The third theory revolves around the people using these tools. Some of these sophisticated models incorporate human feedback; they learn over time. This could happen by picking up a signal, such as which photos are being downloaded. In others, Isola said, trainers manually rate which photos they like and don’t like. Perhaps that feedback finds its way into the model. If people download artwork, which often features really dramatic sunsets and absurdly beautiful seascapes, then perhaps the tools learn that this is what people want and then offer them more of it. Alexandru Costin, vice president of generative AI at Adobe, and Zeke Koch, vice president of product management at Adobe Firefly (the company’s AI image tool), told me in an email that user feedback can actually be a factor for some AI models—a process called “reinforcement learning from human feedback,” or RLHF. They also pointed to training data as well as ratings by human raters as influencing factors. “Art generated by AI models sometimes has a particular look (especially when created using simple prompts),” they said in a statement. “This is generally due to a combination of the images used to train the image output and the taste of those training or evaluating the images.”
The fourth theory has to do with the developers of these tools. Although Adobe representatives told me their company doesn’t do anything to encourage a particular aesthetic, it’s possible that other AI makers have identified human preferences and programmed them in—basically putting their thumb on the scale and telling models to create dreamier beach scenes and fairytale-like women. This could be intentional: if there was a market for such images, perhaps companies would focus on that. But it could also be unintentional; for example, companies do a lot of manual work in their models to combat bias, and various optimizations that favor one type of imagery over another could inadvertently result in a certain look.
More than one of these explanations could be true. In fact, that’s probably the case: Experts told me that the style we’re seeing is most likely caused by several factors at once. Ironically, all of these explanations suggest that the scary scenes we associate with AI-generated images are actually a reflection of our own human preferences taken to the extreme. It’s no surprise, then, that Facebook is full of AI-generated trash images that creators use to make money, that Etsy recently asked users to label products made with AI after a flood of junk listings, and that craft store Michaels was recently caught selling a canvas with an image partially generated by AI (the company pulled the product, calling it an “unacceptable error”).

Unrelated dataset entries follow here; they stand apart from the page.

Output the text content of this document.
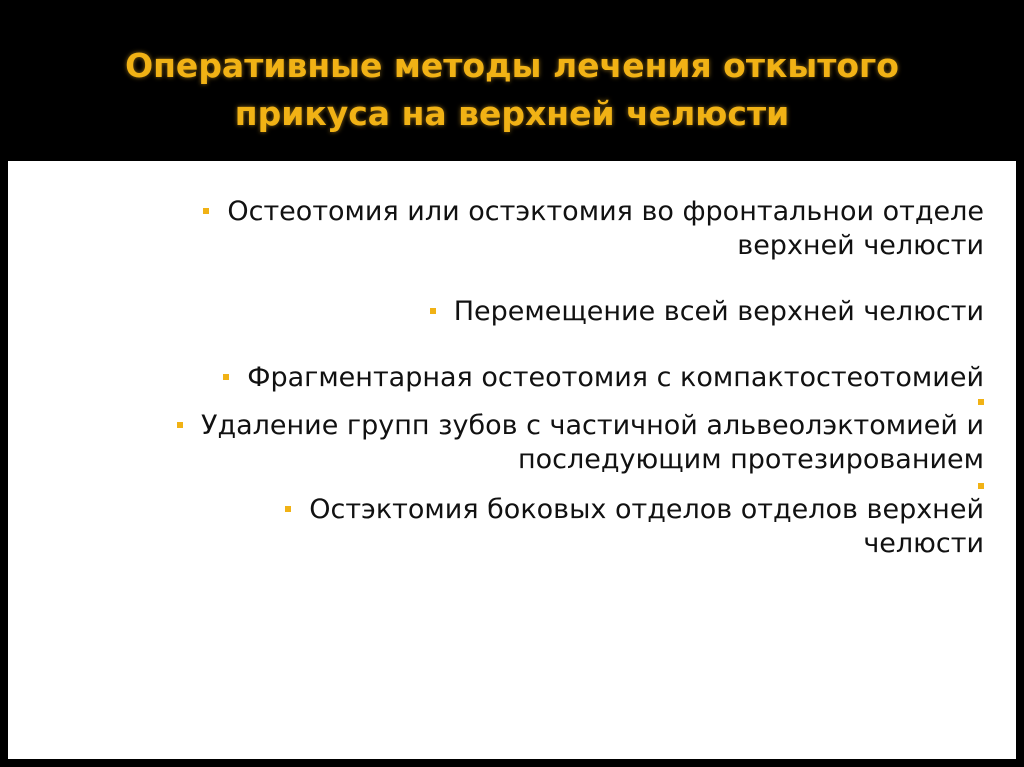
Оперативные методы лечения откытого
прикуса на верхней челюсти
Остеотомия или остэктомия во фронтальнои отделе
верхней челюсти
Перемещение всей верхней челюсти
Фрагментарная остеотомия с компактостеотомией
Удаление групп зубов с частичной альвеолэктомией и
последующим протезированием
Остэктомия боковых отделов отделов верхней
челюсти
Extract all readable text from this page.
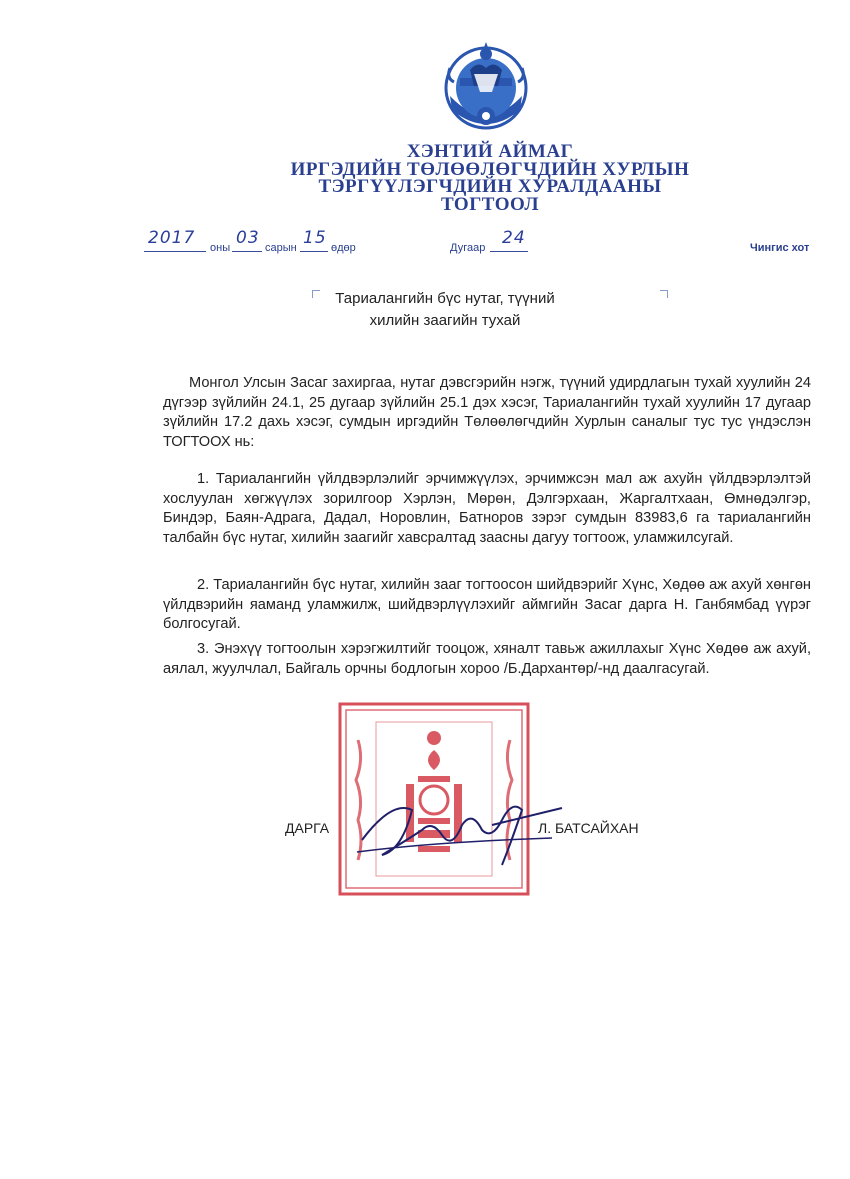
ХЭНТИЙ АЙМАГ
ИРГЭДИЙН ТӨЛӨӨЛӨГЧДИЙН ХУРЛЫН
ТЭРГҮҮЛЭГЧДИЙН ХУРАЛДААНЫ
ТОГТООЛ
2017 оны 03 сарын 15 өдөр	Дугаар 24	Чингис хот
Тариалангийн бүс нутаг, түүний
хилийн заагийн тухай
Монгол Улсын Засаг захиргаа, нутаг дэвсгэрийн нэгж, түүний удирдлагын тухай хуулийн 24 дүгээр зүйлийн 24.1, 25 дугаар зүйлийн 25.1 дэх хэсэг, Тариалангийн тухай хуулийн 17 дугаар зүйлийн 17.2 дахь хэсэг, сумдын иргэдийн Төлөөлөгчдийн Хурлын саналыг тус тус үндэслэн ТОГТООХ нь:
1. Тариалангийн үйлдвэрлэлийг эрчимжүүлэх, эрчимжсэн мал аж ахуйн үйлдвэрлэлтэй хослуулан хөгжүүлэх зорилгоор Хэрлэн, Мөрөн, Дэлгэрхаан, Жаргалтхаан, Өмнөдэлгэр, Биндэр, Баян-Адрага, Дадал, Норовлин, Батноров зэрэг сумдын 83983,6 га тариалангийн талбайн бүс нутаг, хилийн заагийг хавсралтад заасны дагуу тогтоож, уламжилсугай.
2. Тариалангийн бүс нутаг, хилийн зааг тогтоосон шийдвэрийг Хүнс, Хөдөө аж ахуй хөнгөн үйлдвэрийн яаманд уламжилж, шийдвэрлүүлэхийг аймгийн Засаг дарга Н. Ганбямбад үүрэг болгосугай.
3. Энэхүү тогтоолын хэрэгжилтийг тооцож, хяналт тавьж ажиллахыг Хүнс Хөдөө аж ахуй, аялал, жуулчлал, Байгаль орчны бодлогын хороо /Б.Дархантөр/-нд даалгасугай.
ДАРГА	Л. БАТСАЙХАН
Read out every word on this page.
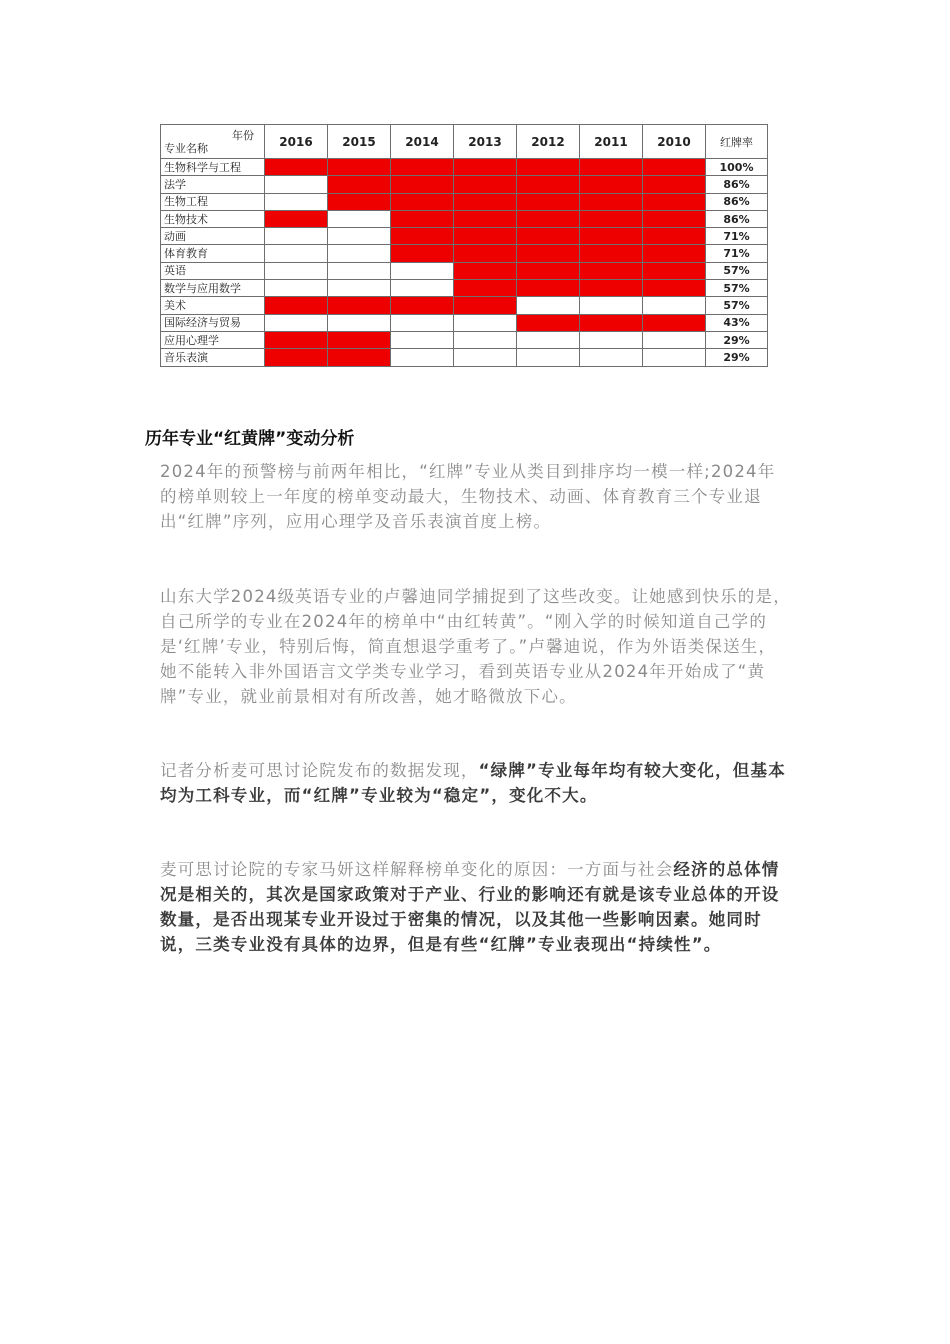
年份
专业名称	2016	2015	2014	2013	2012	2011	2010	红牌率
生物科学与工程								100%
法学								86%
生物工程								86%
生物技术								86%
动画								71%
体育教育								71%
英语								57%
数学与应用数学								57%
美术								57%
国际经济与贸易								43%
应用心理学								29%
音乐表演								29%
历年专业“红黄牌”变动分析

2024年的预警榜与前两年相比，“红牌”专业从类目到排序均一模一样;2024年的榜单则较上一年度的榜单变动最大，生物技术、动画、体育教育三个专业退出“红牌”序列，应用心理学及音乐表演首度上榜。

山东大学2024级英语专业的卢馨迪同学捕捉到了这些改变。让她感到快乐的是，自己所学的专业在2024年的榜单中“由红转黄”。“刚入学的时候知道自己学的是‘红牌’专业，特别后悔，简直想退学重考了。”卢馨迪说，作为外语类保送生，她不能转入非外国语言文学类专业学习，看到英语专业从2024年开始成了“黄牌”专业，就业前景相对有所改善，她才略微放下心。

记者分析麦可思讨论院发布的数据发现，“绿牌”专业每年均有较大变化，但基本均为工科专业，而“红牌”专业较为“稳定”，变化不大。

麦可思讨论院的专家马妍这样解释榜单变化的原因：一方面与社会经济的总体情况是相关的，其次是国家政策对于产业、行业的影响还有就是该专业总体的开设数量，是否出现某专业开设过于密集的情况，以及其他一些影响因素。她同时说，三类专业没有具体的边界，但是有些“红牌”专业表现出“持续性”。
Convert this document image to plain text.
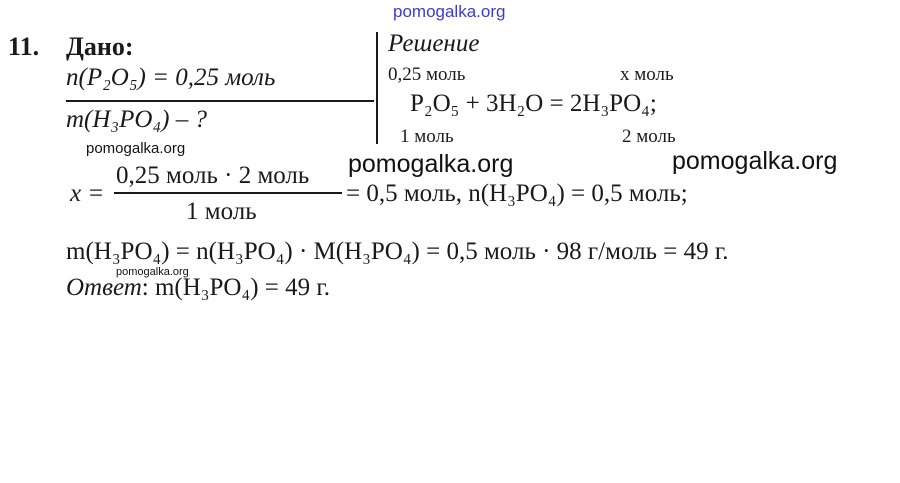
pomogalka.org
11. Дано:
n(P₂O₅) = 0,25 моль
m(H₃PO₄) – ?
pomogalka.org
Решение
0,25 моль	x моль
P₂O₅ + 3H₂O = 2H₃PO₄;
1 моль	2 моль
pomogalka.org	pomogalka.org
x =
0,25 моль · 2 моль
1 моль
= 0,5 моль, n(H₃PO₄) = 0,5 моль;
m(H₃PO₄) = n(H₃PO₄) · M(H₃PO₄) = 0,5 моль · 98 г/моль = 49 г.
pomogalka.org
Ответ: m(H₃PO₄) = 49 г.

AI imagery will soon become even more prevalent in our daily lives. For now, this art is visually distinct enough to be recognized as being made by a machine. But that could change. Technology could improve. Passos told me he sees “an attempt to deviate from” the current aesthetic “on newer models.” In fact, computer-generated art may one day lose its strange, cartoonish look and slip by unnoticed. Perhaps then we will miss the kitschy style that was once a surefire identifying feature.